Why HTTP + threading and not async / native MCP

  • HTTP over a custom MCP server: zero install, zero registration, agents drive via curl from Bash or PowerShell. The MCP ecosystem for desktop GUI automation is immature (May 2026: published "Qt MCP" and "PyWinAuto MCP" packages are GitHub-only with READMEs that claim PyPI publication but return 404).
  • http.server (threaded) in a daemon thread, not qasync asyncio.start_server: avoids re-implementing HTTP parsing; concurrent request handling is critical for unblocking the modal-dialog case; stdlib only.
  • QWidget.grab(), not screen capture: pixel-perfect, no window-focus dance, no cursor in frame, survives DPI scaling, works on hidden-but-rendered widgets.
  • BlockingQueuedConnection, not signal/slot pipes: simplest correct way to call from HTTP thread → GUI thread with a return value. The "blocked GUI thread" risk is mitigated by the threading server and /dismiss.

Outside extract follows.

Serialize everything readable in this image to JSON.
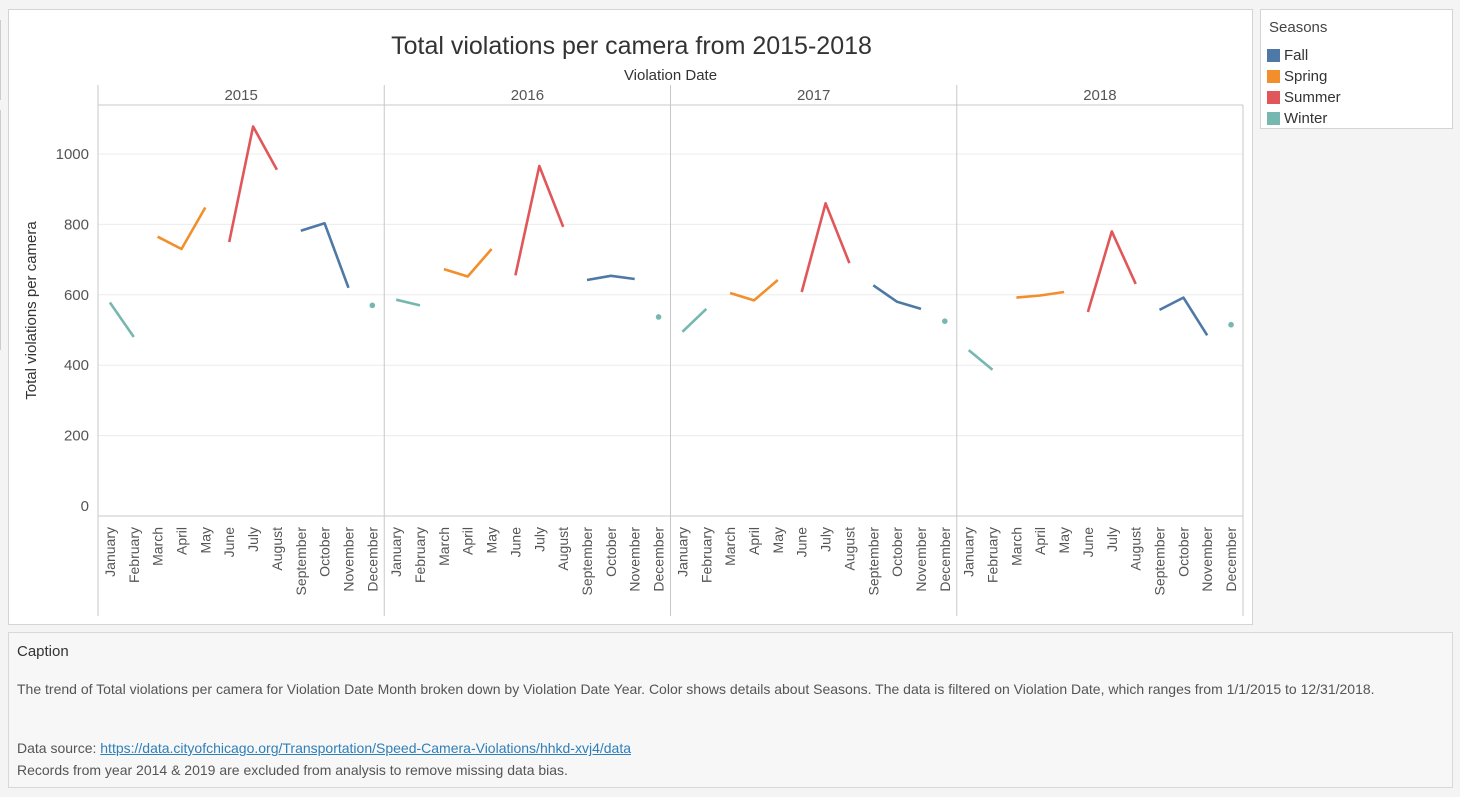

When NOT to invoke the probe

  • One-off screenshot of something specific — Windows Snipping Tool (Win+Shift+S) is faster and equivalent quality.
  • Verifying behavior (does clicking X cause Y?) — pytest-qt is the right tool. The probe captures pixels, not state transitions.
  • UI is mid-redesign — screenshots will rot. Wait until layout stabilizes.